The rights afforded to EU citizens and the major GDPR requirements for US companies include:

  • Ensuring data is only collected when there is a legal and lawful reason for doing so.
  • Obtaining consent before personal data is collected, stored, or processed.
  • Obtaining consent from parents or legal guardians before children’s data is collected or processed.
  • Implementing controls to ensure the confidentiality of data is safeguarded.
  • Training employees on the correct handling of personal data.
  • Ensuring EU citizens’ right to be forgotten can be honored and that it is possible to permanently erase all collected data.
  • Ensuring EU citizens are informed about how their information will be collected and used, similar to the Notice of Privacy Practices required by HIPAA.
  • Making sure data transfers across borders occurs in accordance with GDPR regulations.
  • Putting data breach notification policies in place to ensure EU citizens receive notifications of a breach of their personal data.
  • It may also be necessary for organizations to appoint a Data Protection Officer. That individual must have a thorough understanding of GDPR requirements for US companies as well as the infrastructure and organization of their company.

What Do US Companies Need To Do Now to Ensure Compliance with GDPR?

  • The GDPR requirements for US companies depend on whether you are a data controller or data processor. Determine whether you are a controller, processor, or both.
  • Ensure you are aware of all data you collect or use, that you know where the data came from, every entity it has been shared with, and every location where it is stored. You must conduct a full audit, which can be a labor intensive and time-consuming process.
  • Determine whether you need to appoint a Data Protection Officer and designate a contact that will liaise with the GDPR supervisory body.
  • Develop consent and disclosure forms covering all possible uses of data.
  • Ensure you can detect, respond, and report on data breaches and have policies in place to notify EU citizens of those breaches.
  • Check your Notice of Privacy Practices and make sure it meets GDPR requirements.
  • Make sure your business associates and their subcontractors are aware of their requirements under GDPR.
  • Check your policies on data retention and make sure they meet GDPR requirements. There is a maximum time limit for the storage of data on EU citizens and data can only be kept until the purpose for which the information has been collected has been achieved.
  • If you transfer data across borders, you must ensure that GDPR requirements are satisfied.
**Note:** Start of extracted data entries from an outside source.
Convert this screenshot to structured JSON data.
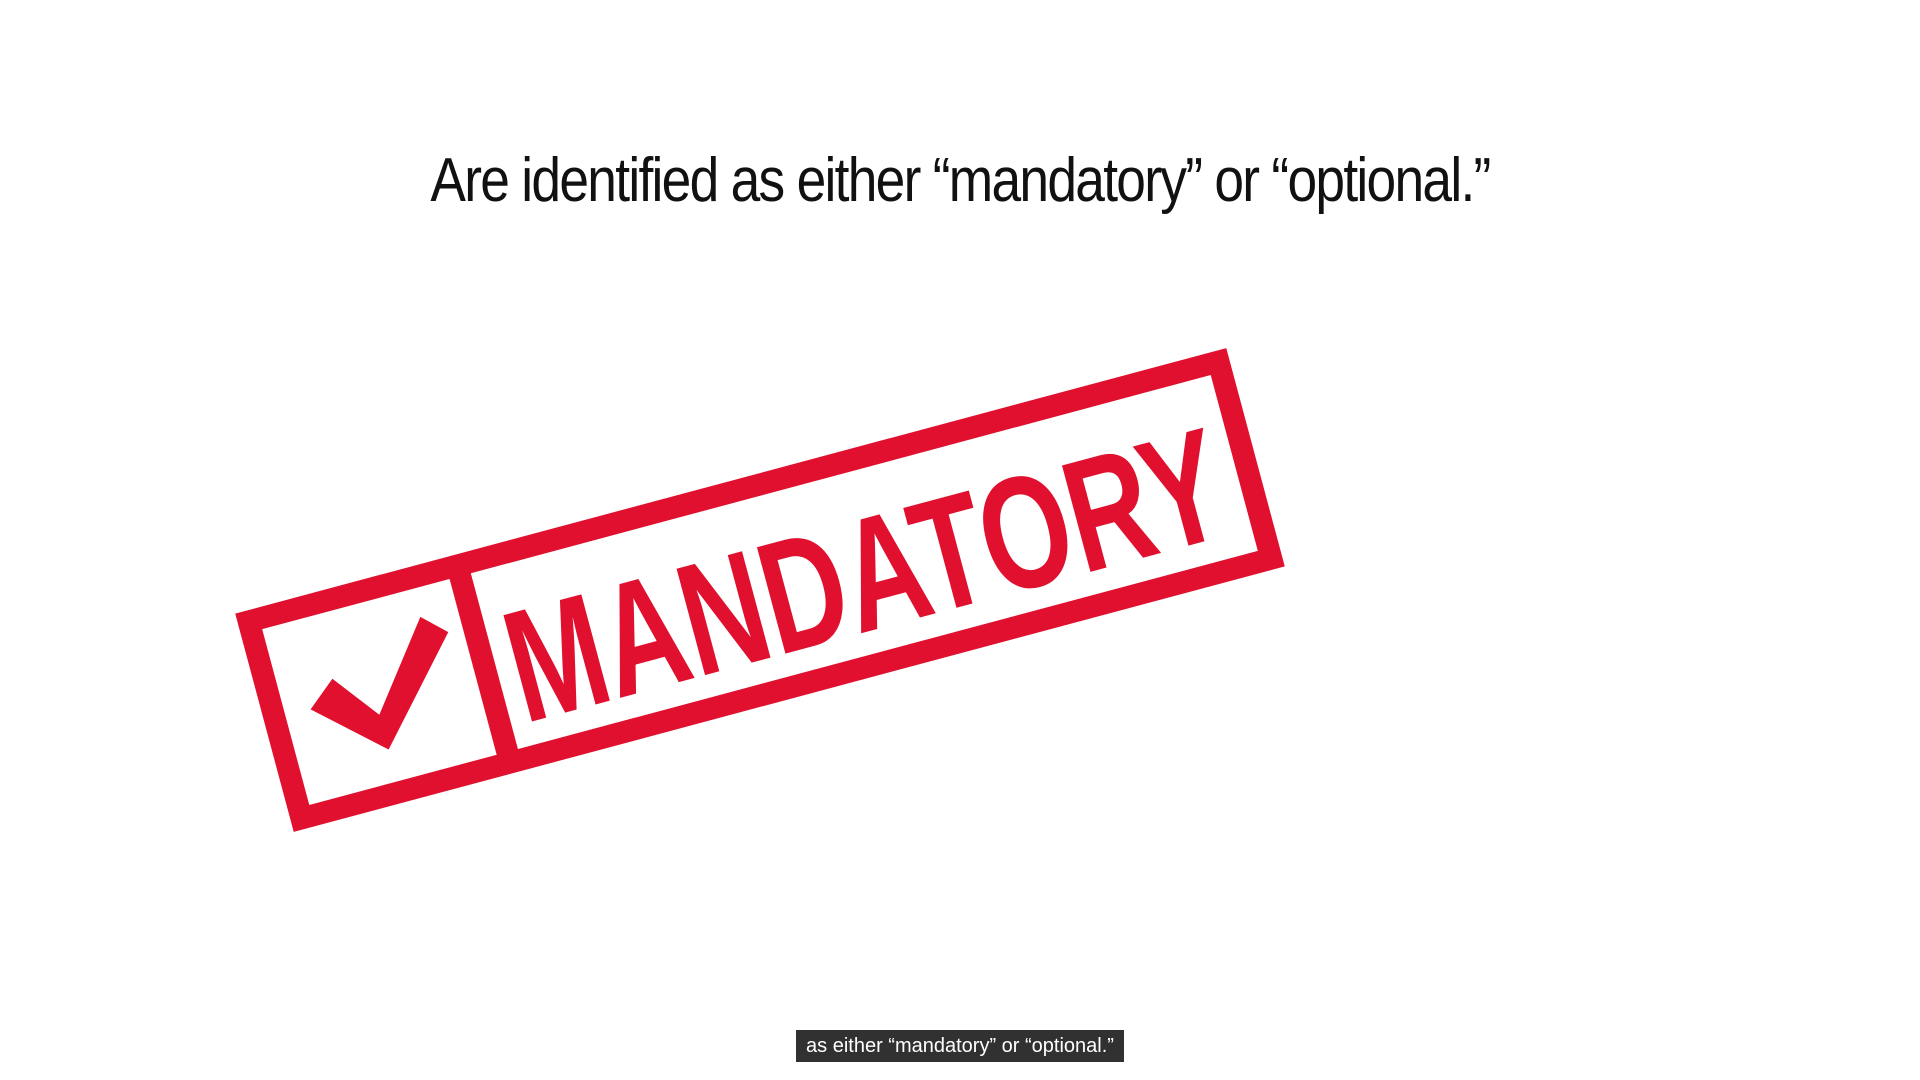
{
  "slide": {
    "headline": "Are identified as either “mandatory” or “optional.”"
  },
  "stamp": {
    "label": "MANDATORY",
    "icon": "checkmark-icon",
    "color": "#e0102e"
  },
  "subtitle": {
    "text": "as either “mandatory” or “optional.”"
  }
}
What are the Penalties for Noncompliance with GDPR

Fail to meet GDPR requirements for US companies and you could be fined by the EU. The penalties for noncompliance with GDPR can be severe. A violation of GDPR can attract a fine of up to 20,000,000 Euros ($23,138,200) or 4% of the company’s annual global turnover, whichever is higher. That is far in excess of the penalties for HIPAA violations. However, that fine could be higher.

Becoming GDPR Compliant May Not be Straightforward

Since achieving compliance with GDPR may not be straightforward, meeting the May 25 deadline could be difficult, especially for any organization that has yet to develop their compliance program. Forward thinking companies started their compliance programs soon after the EU directive was finalized, although many firms have yet to begin.

According to figures from PwC, 68% of organizations have committed between $1 million and $10 million to meet GDPR requirements for US companies. 9% of US firms say they have allocated more than $10 million to GDPR compliance.

If you are unsure how GDPR affects your business, whether your compliance program is adequate, or if you don’t know where to start with GDPR compliance, it is strongly advisable to seek advice from compliance experts who can guide you through the process and ensure, come the deadline, your policies, procedures, systems, and data privacy and security practices are up to the standard required by the new EU Directive.